H3   Evidence by video link
H3.1   In an appropriate case permission may be given for the evidence of a witness to be given by video link. If permission is given the court will give directions for the conduct of this part of the trial.
H3.2   The party seeking permission to call evidence by video link should prepare and serve on all parties and lodge with the Court a memorandum dealing with the matters outlined in the Video Conferencing Guidance contained in Annex 3 to PD 32 (see Appendix 14) and setting out precisely what arrangements are proposed. Where the proposal involves transmission from a location with no existing video-link facility, experience shows that questions of feasibility, timing and cost will require particularly close investigation.

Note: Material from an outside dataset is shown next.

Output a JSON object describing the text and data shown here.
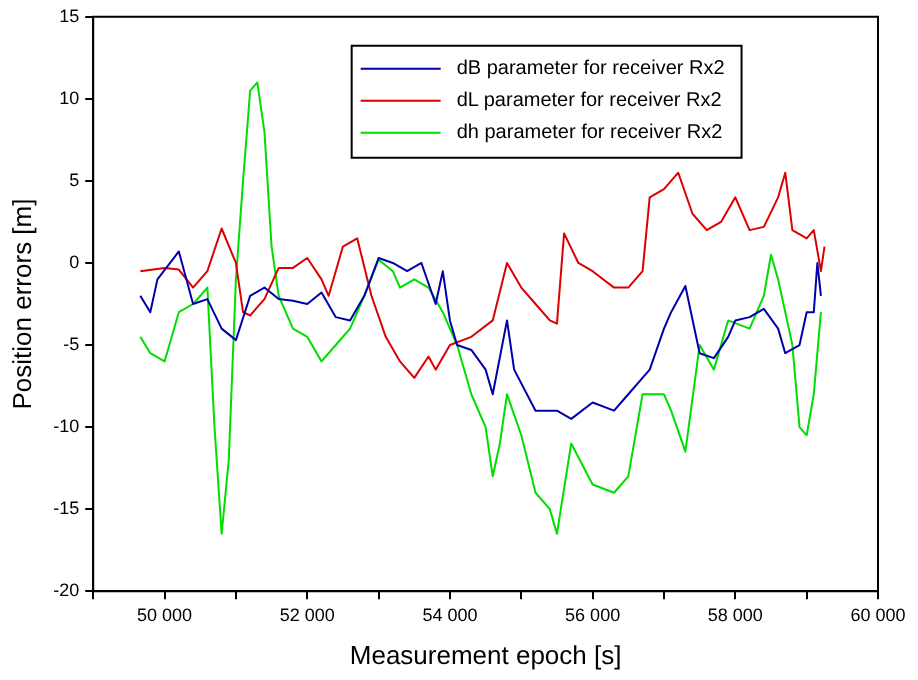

H3.3   An application for permission to call evidence by video link should be made, if possible, at the case management conference or, at the latest, at any pre-trial review. However, an application may be made at an even later stage if necessary. Particular attention should be given to the taking of evidence by video link whenever a proposed witness will have to travel from a substantial distance abroad and his evidence is likely to last no more than half a day.

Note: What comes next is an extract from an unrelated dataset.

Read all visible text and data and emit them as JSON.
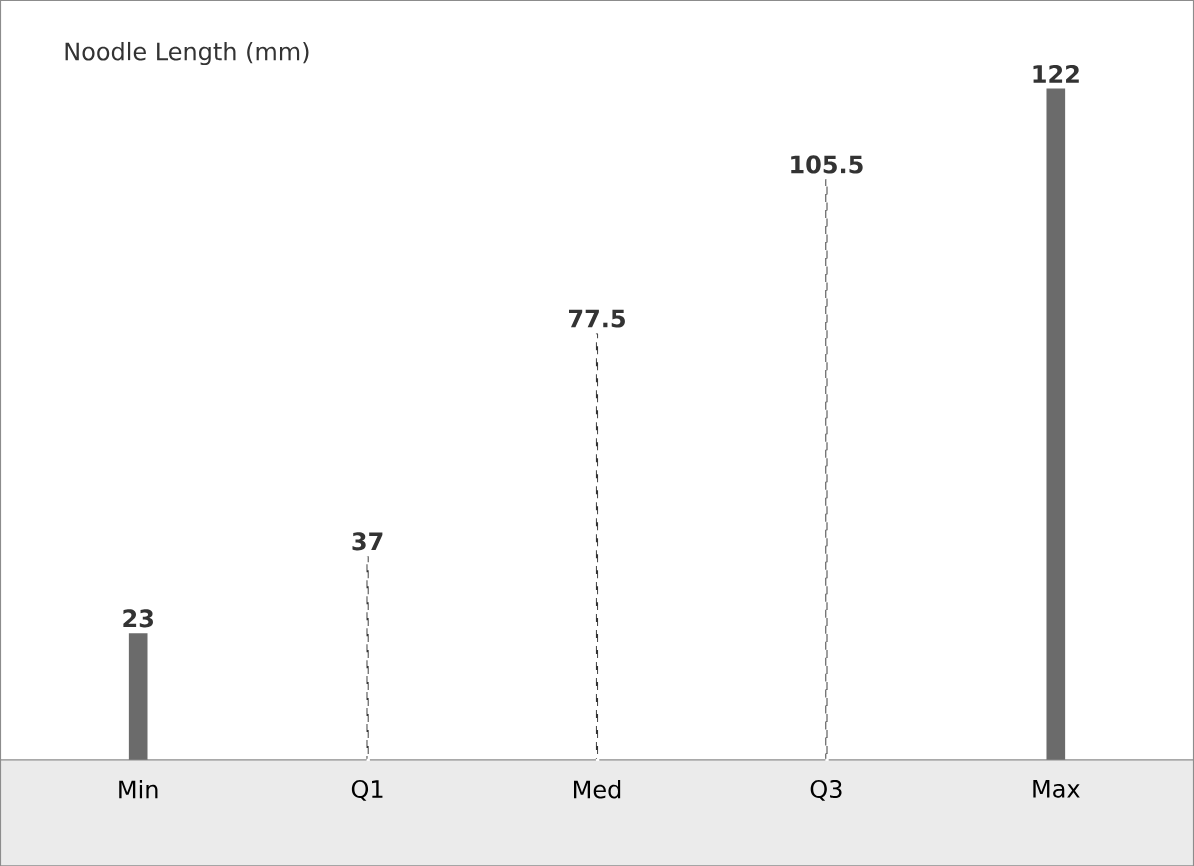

H3.4   In considering whether to give permission for evidence to be given in this way the court will be concerned in particular to balance any potential savings of costs against the inability to observe the witness at first hand when giving evidence.
H4   Taking evidence abroad
H4.1   In an appropriate case permission may be given for the evidence of a witness to be taken abroad. CPR Part 34 contains provisions for the taking of evidence by deposition, and the issue of letters of request.
H4.2   In a very exceptional case, and subject in particular to all necessary approvals being obtained and diplomatic requirements being satisfied, the court may be willing to conduct part of the proceedings abroad. However, if there is any reasonable opportunity for the witness to give evidence by video link, the court is unlikely to take that course.